Like never before, digital channels and offshore server hosting breeds the potential for the abuse of reputable brands.
Cybersquatting involves the bad faith registration of domain names by third parties. Cyber-squatters exploit the first-come, first-served domain name registries, a common motive being to sell the domain name back to the brand owner or to attract web traffic to unrelated commercial offers.
With the expanding international scope of business today, business owners need to be vigilant of how protected brands both nationally and internationally.
What iCann Do?
The Internet Corporation for Assigned Names and Numbers (iCann) is responsible for managing and coordinating the Domain Name System (DNS).
iCann is also responsible for accrediting the domain name registrars primarily for its generic top level domains such as .com, .net, .org and .biz.
Cybersquatting falls within iCann’s domain and is capable of being resolved via its expedited arbitration panel operated in terms of the World Intellectual Property Organisation (WIPO)’s Uniform Domain-Name Dispute-Resolution Policy (UDRP).
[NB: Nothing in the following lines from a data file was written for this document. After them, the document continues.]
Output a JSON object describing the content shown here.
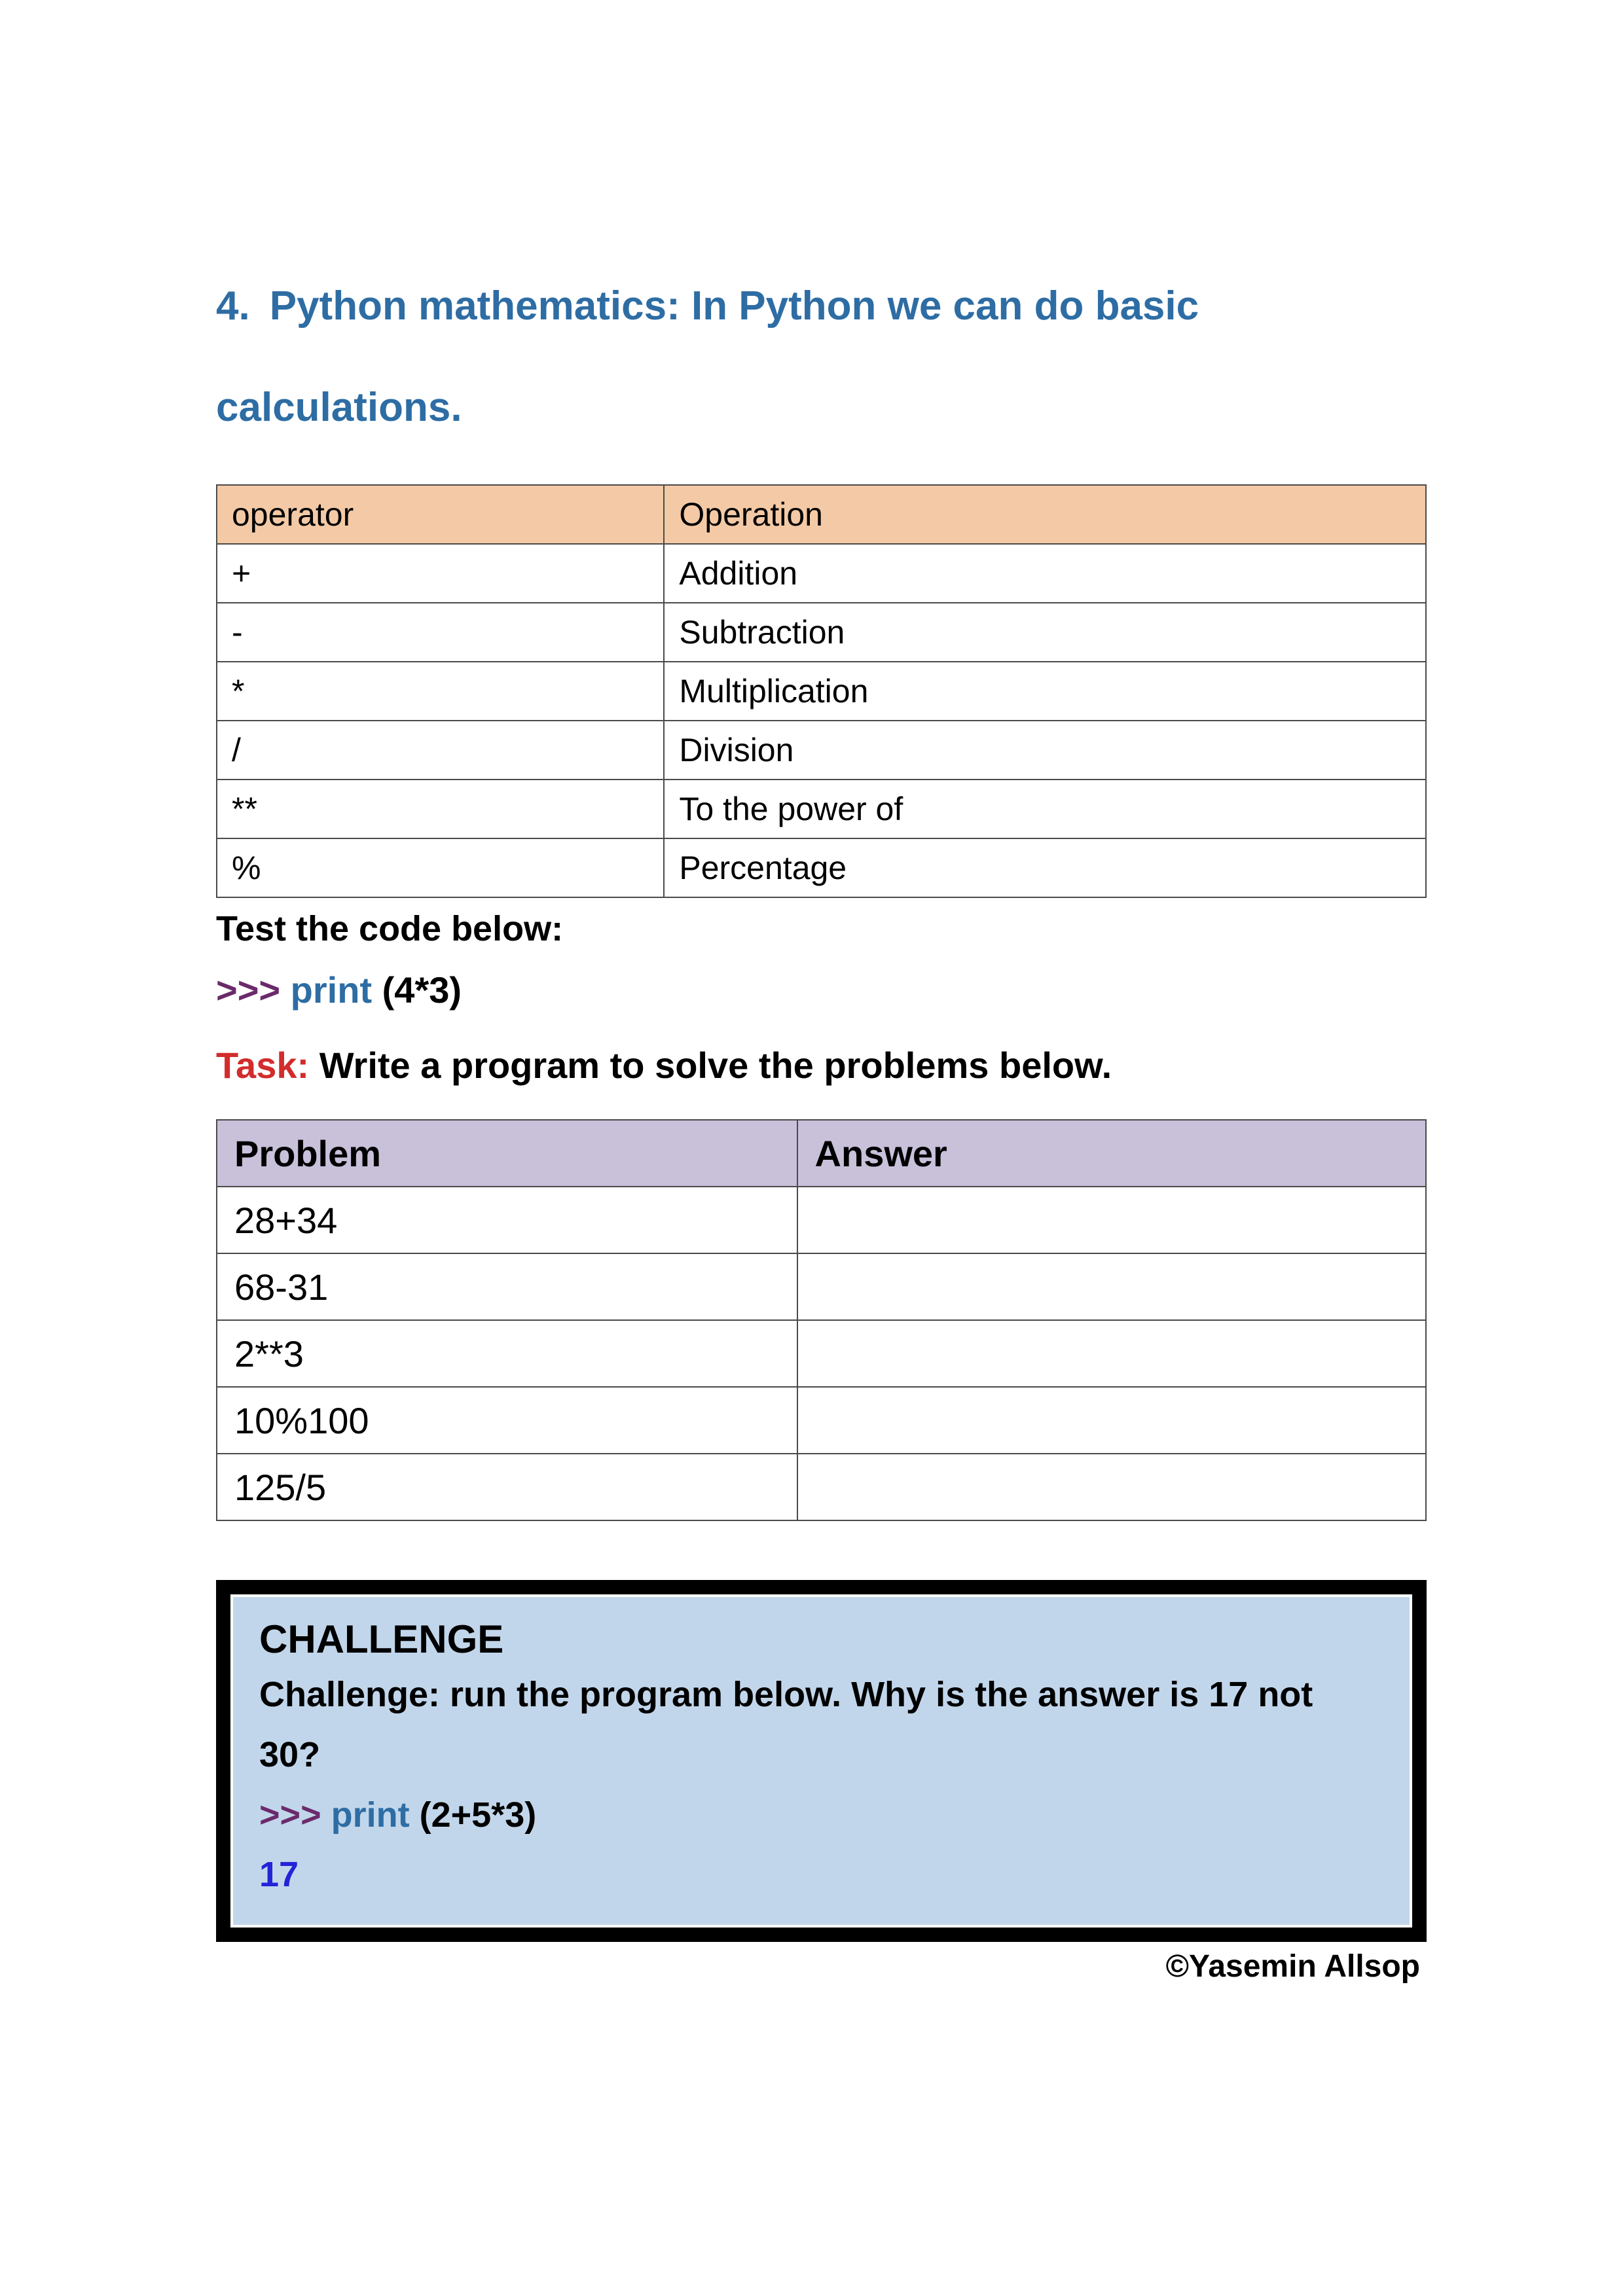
{
  "title": {
    "number": "4.",
    "text": "Python mathematics: In Python we can do basic calculations."
  },
  "ops_table": {
    "header": {
      "c1": "operator",
      "c2": "Operation"
    },
    "rows": [
      {
        "c1": "+",
        "c2": "Addition"
      },
      {
        "c1": "-",
        "c2": "Subtraction"
      },
      {
        "c1": "*",
        "c2": "Multiplication"
      },
      {
        "c1": "/",
        "c2": "Division"
      },
      {
        "c1": "**",
        "c2": "To the power of"
      },
      {
        "c1": "%",
        "c2": "Percentage"
      }
    ]
  },
  "test_label": "Test the code below:",
  "code_example": {
    "prompt": ">>>",
    "keyword": "print",
    "args": "(4*3)"
  },
  "task": {
    "label": "Task:",
    "text": "Write a program to solve the problems below."
  },
  "problems_table": {
    "header": {
      "c1": "Problem",
      "c2": "Answer"
    },
    "rows": [
      {
        "c1": "28+34",
        "c2": ""
      },
      {
        "c1": "68-31",
        "c2": ""
      },
      {
        "c1": "2**3",
        "c2": ""
      },
      {
        "c1": "10%100",
        "c2": ""
      },
      {
        "c1": "125/5",
        "c2": ""
      }
    ]
  },
  "challenge": {
    "heading": "CHALLENGE",
    "body": "Challenge: run the program below. Why is the answer is 17 not 30?",
    "code": {
      "prompt": ">>>",
      "keyword": "print",
      "args": "(2+5*3)"
    },
    "answer": "17"
  },
  "copyright": "©Yasemin Allsop"
}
In so doing and in regard to the domain name, a complainant must show: –
- A pre-existing right;
- It is identical or confusingly similar;
- It was registered in bad faith and/or the respondent has rights or legitimate interests therein.
The iCann process is faster and less expensive than litigation and if the complainant wins, the registries are obliged to transfer or cancel the domain name.
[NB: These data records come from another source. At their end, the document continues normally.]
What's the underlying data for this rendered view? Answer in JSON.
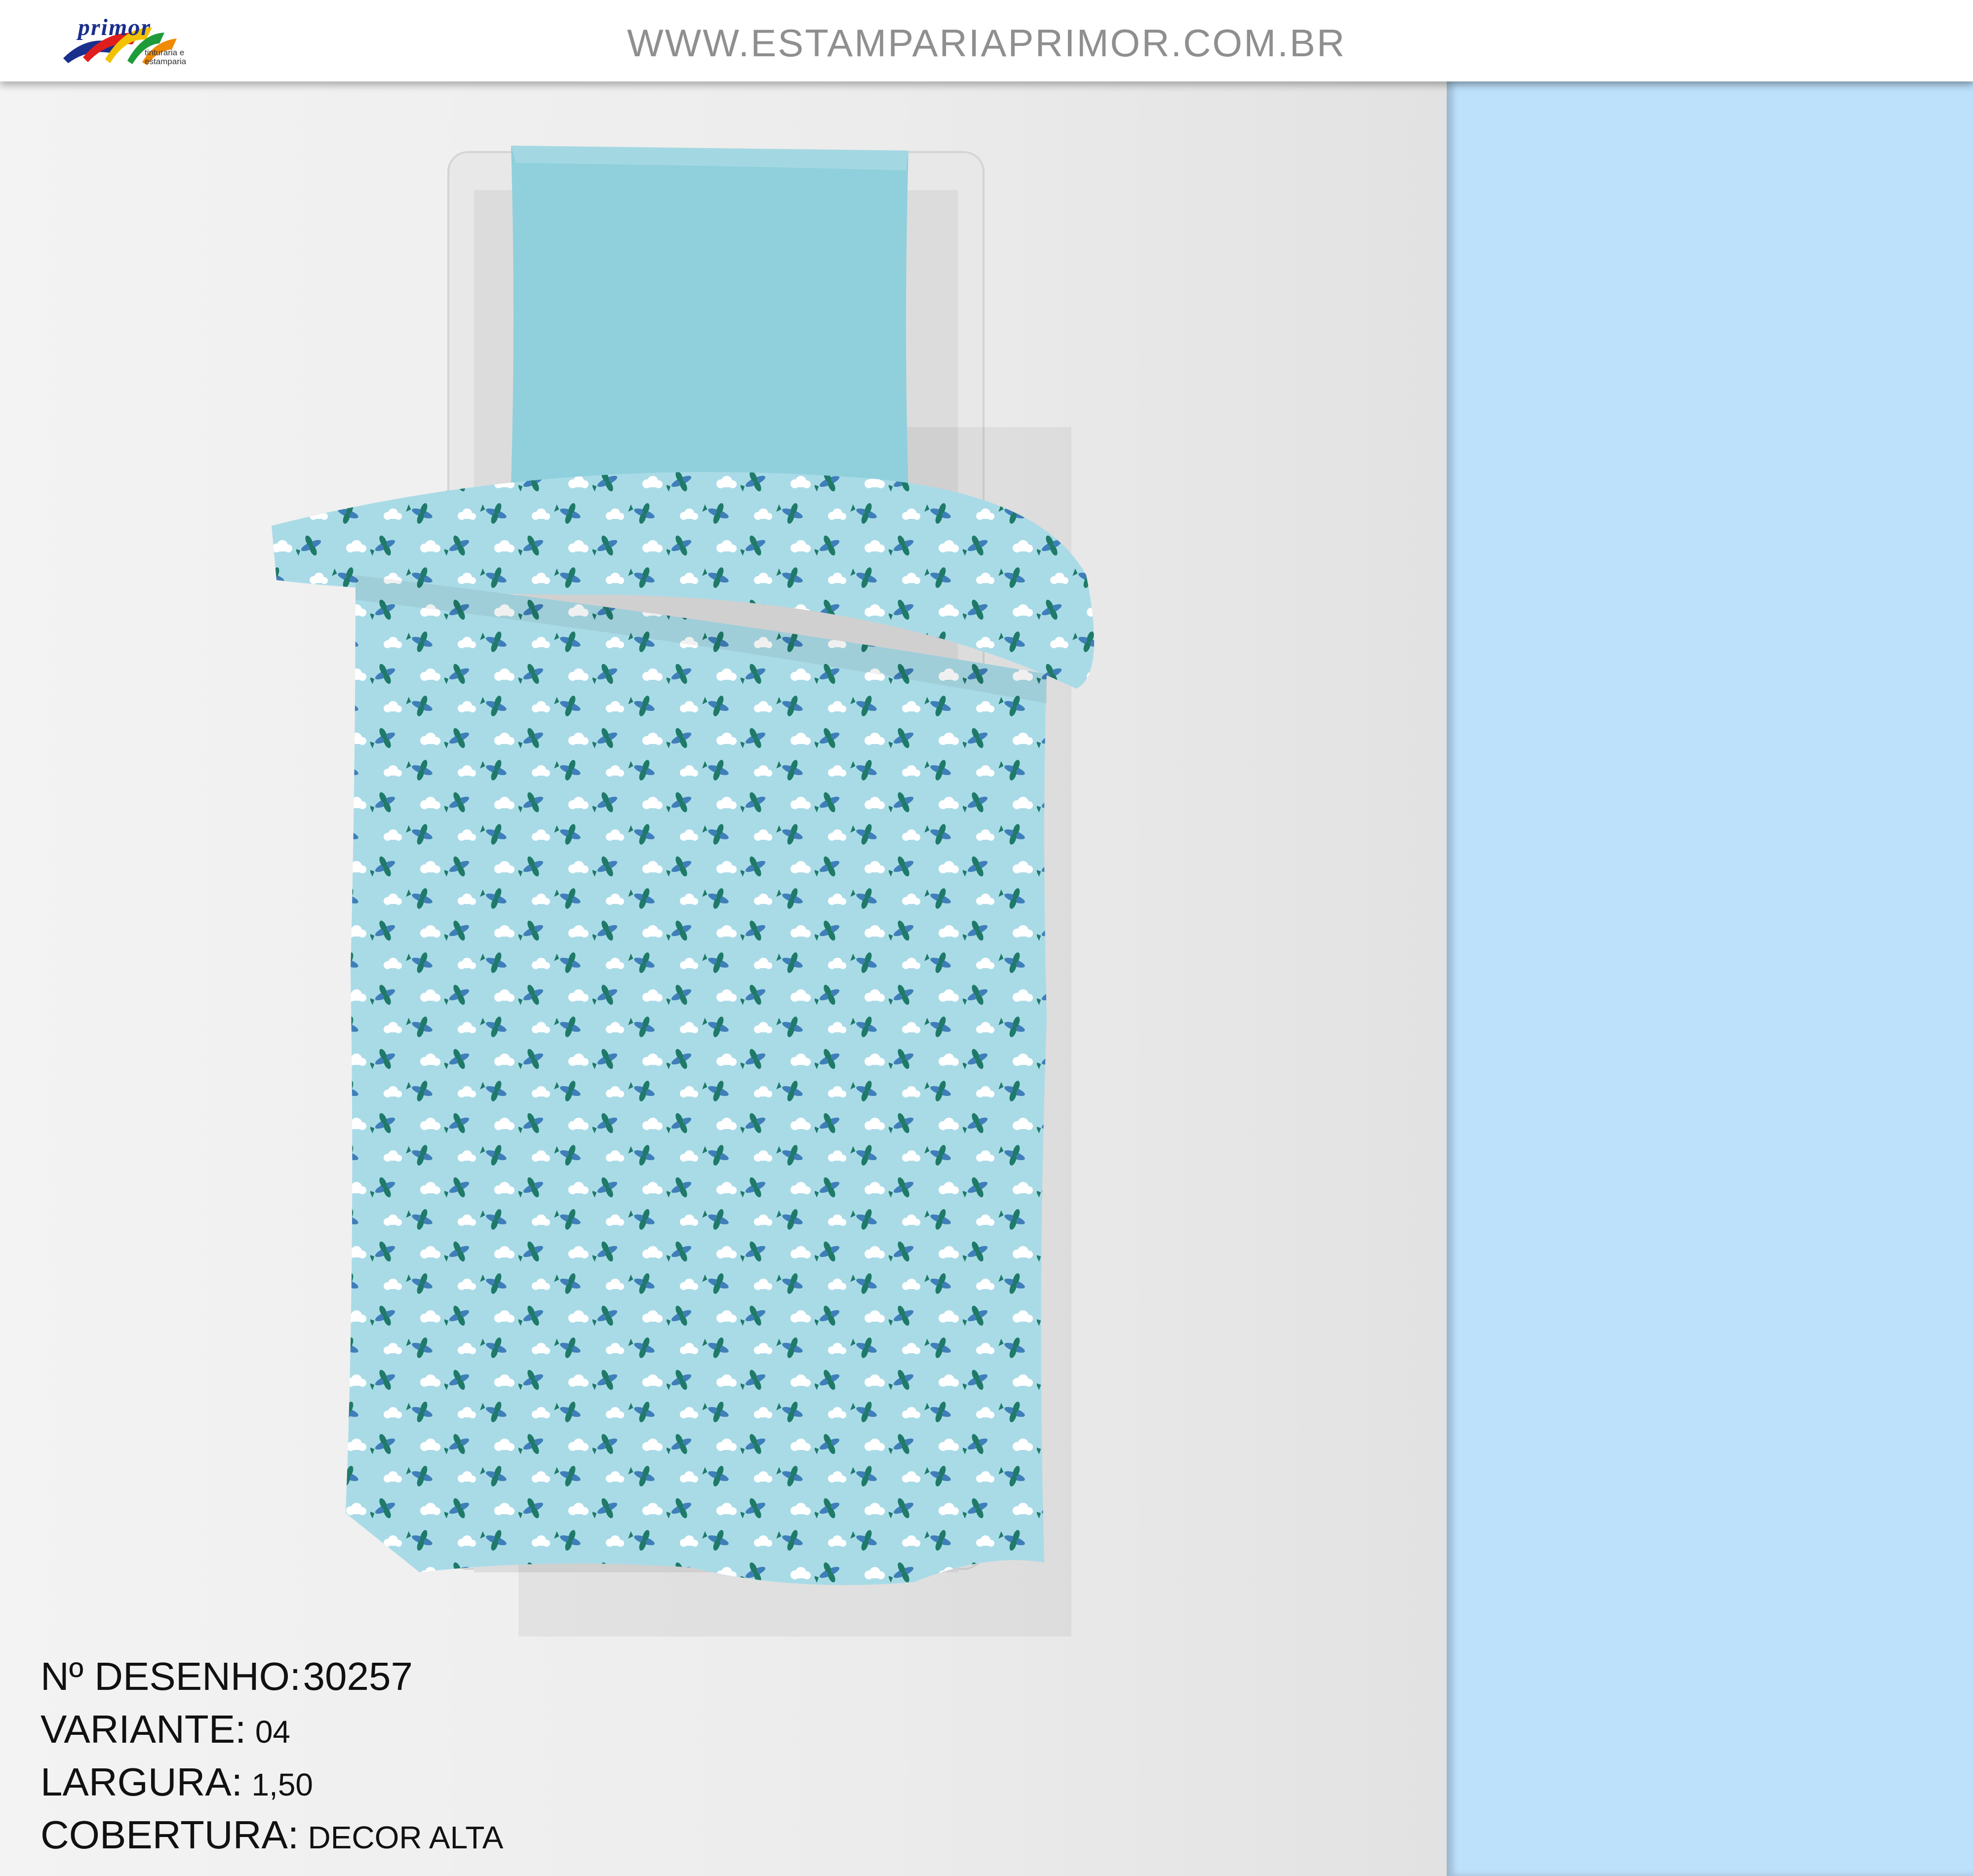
{
  "header": {
    "logo": {
      "wordmark": "primor",
      "tagline_line1": "tinturaria e",
      "tagline_line2": "estamparia",
      "colors": [
        "#1a2f8c",
        "#e11e1e",
        "#f2c200",
        "#1f9b3a",
        "#f08a00"
      ]
    },
    "url": "WWW.ESTAMPARIAPRIMOR.COM.BR"
  },
  "info": {
    "design_number_label": "Nº DESENHO:",
    "design_number_value": "30257",
    "variant_label": "VARIANTE:",
    "variant_value": "04",
    "width_label": "LARGURA:",
    "width_value": "1,50",
    "coverage_label": "COBERTURA:",
    "coverage_value": "DECOR ALTA"
  },
  "pattern": {
    "background": "#bde0fb",
    "plane_body_color": "#4a88c8",
    "plane_wing_color": "#1f7a68",
    "cloud_color": "#ffffff",
    "icons": [
      "airplane-icon",
      "cloud-icon"
    ]
  },
  "mockup": {
    "pillow_color": "#8fd0dc",
    "duvet_color": "#a9dbe7",
    "mattress_color": "#e8e8e8"
  }
}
A Notable example includes Julia Roberts who tried to reclaim her name against Russell Boyd a notorious cybersquatter, who had usurped the domain name ‘juliaroberts.com’. The panel found all three above mentioned elements, conclusively satisfied and hence ordered that the registry transfer the domain name to Roberts.
Trademarks are considered territorial, meaning that protection is confined to the jurisdiction of the country in which they are registered. It is therefore sage to register the trademark globally via WIPO’s Madrid Protocol and in this regard refer to our page on intellectual property and trademarks.
The Madrid Protocol in addition allows its members to utilize the WIPO Arbitration and Mediation Centre (AMC) in cases of cybersquatting, which has processed over 41,000 cases, none more prominent than that of Madonna who was awarded control of madonna.com from a notorious cybersquatter.
WIPO has also been successful in protecting famous sporting brands like the “UEFA Champions League” and the “FIFA World ”.